Ashley Little completed her MFA in 2014 at UBC Okanagan. Penguin Randomhouse published her most recent book, Confessions of a Teenage Leper. This is the fifth novel that Ashley has written and published.
The launch of this new book is planned for Thursday, September 27 at 7:00 pm at Perch Café in Kelowna.
We met with Ashley to discuss her book and to get some insight on her writing process.
Tell us about your novel.
Confessions of a Teenage Leper is a Young Adult novel narrated by 17-year-old Abby Furlowe, a cheerleader from Texas, who contracts leprosy (a.k.a. Hansen’s Disease) from an armadillo.
What was your process of researching for the book?
I originally thought I would write a historical novel about the D’Arcy Island leper colony (off the southern tip of Vancouver Island). I stayed on D’Arcy Island for three nights and saw the foundations of the buildings and the orchard that the residents tended. I went to the BC Archives and saw photos of the people who had lived on D’Arcy Island as well as some old newspaper articles about it some letters between a politician and a doctor regarding a concerned woman’s wish to go to D’Arcy Island to care for these people (they had no nurses or medical care).

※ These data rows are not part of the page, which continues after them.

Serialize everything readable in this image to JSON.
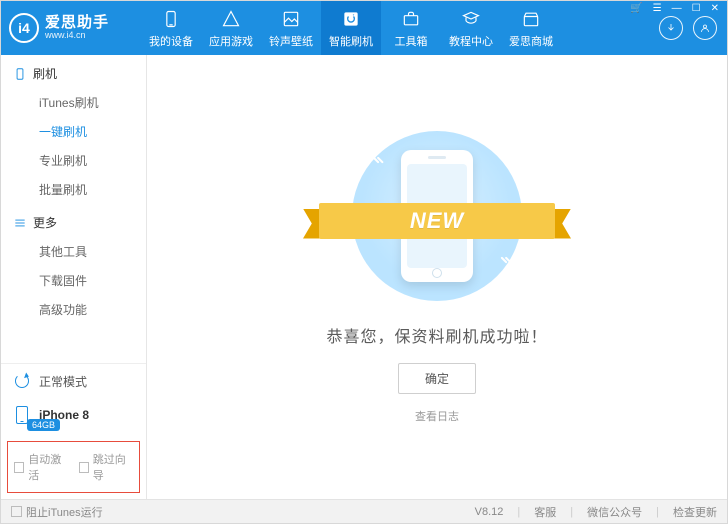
{
  "header": {
    "logo_cn": "爱思助手",
    "logo_url": "www.i4.cn",
    "nav": [
      {
        "label": "我的设备"
      },
      {
        "label": "应用游戏"
      },
      {
        "label": "铃声壁纸"
      },
      {
        "label": "智能刷机"
      },
      {
        "label": "工具箱"
      },
      {
        "label": "教程中心"
      },
      {
        "label": "爱思商城"
      }
    ]
  },
  "sidebar": {
    "group1_title": "刷机",
    "group1_items": [
      "iTunes刷机",
      "一键刷机",
      "专业刷机",
      "批量刷机"
    ],
    "group2_title": "更多",
    "group2_items": [
      "其他工具",
      "下载固件",
      "高级功能"
    ],
    "mode_label": "正常模式",
    "device_name": "iPhone 8",
    "device_storage": "64GB",
    "check_auto_activate": "自动激活",
    "check_skip_guide": "跳过向导"
  },
  "main": {
    "ribbon_text": "NEW",
    "message": "恭喜您，保资料刷机成功啦！",
    "confirm_label": "确定",
    "log_link": "查看日志"
  },
  "footer": {
    "block_itunes": "阻止iTunes运行",
    "version": "V8.12",
    "support": "客服",
    "wechat": "微信公众号",
    "check_update": "检查更新"
  }
}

I also did a lot of secondary research through books and film. I read quite a few memoirs from people who had lived at Carville (the centre in Louisiana where Abby goes for treatment in the novel) and an excellent ethnography of Carville as well, which helped me get a lot of the small details right; the fact that Carville does their own Mardi Gras parade for example, and has special gold doubloons pressed for the occasion, featuring an armadillo on both sides. I liked that so I used it in the novel. I read a non-fiction book by a doctor who had worked with Hansen’s Disease sufferers in India for forty years. I read a great novel called Molokai about a young woman with Hansen’s Disease who is banished to Hawaii’s lazaretto, and the films, Molokai: The Story of Father Damien, The Motorcycle Diaries, and a handful of documentaries. I called the Hansen’s Disease Treatment Center in Baton Rouge, the same one Abby goes to, and I told them I was writing a novel about this young woman who contracts HD, etc. and was it okay if I asked a few questions. They said sure and were glad to help me. So that’s how I confirmed a few final details that I needed to know for the novel.
What was your process in writing the book? How long did it take you?
I had already done about nine months of research before I started writing in June 2015. From Sept-Dec of 2015 I was the Vancouver Public Library’s Writer in Residence so I had a big chunk of time to work on it then. I finished a first draft at the end of 2015 and then did a substantial rewrite (at my publisher’s recommendation) from January-March of 2017, when I was Writer in Residence at Wilfred Laurier University.
Tell us what it was like to work with an editor?
I originally had a different story-line for Dean, Abby’s brother, one that did not end well for him… My editors at Penguin Randomhouse thought that it was detracting and distracting from the main story-line – Abby’s struggle with Hansen’s Disease – and so they wanted me to change it and the ending (since the ending was linked to Dean’s story-line).
I was sort of attached to my original, because it was really powerful emotionally, I thought, so I didn’t necessarily want to change it in the way they were suggesting. But, I eventually came around to seeing that they were right, and that it would be stronger to focus on Abby’s journey without clouding it up with Dean’s. That’s why editors are so great – because they see what you can’t… but if you can just let go of your ego for a minute and trust their guidance – you end up with a stronger story for it.
Tell us about your other recent publications and articles…or past ones
In 2016, I published Niagara Motel, which was my MFA thesis novel. It has since been longlisted for the International Dublin Literary Award, a finalist for the Ethel Wilson Fiction Prize, translated into German, and been produced as an audiobook.
What’s next?
Now I’m freaking myself out by working on a thriller for adults about a writer who has a stalker. It’s called Creep.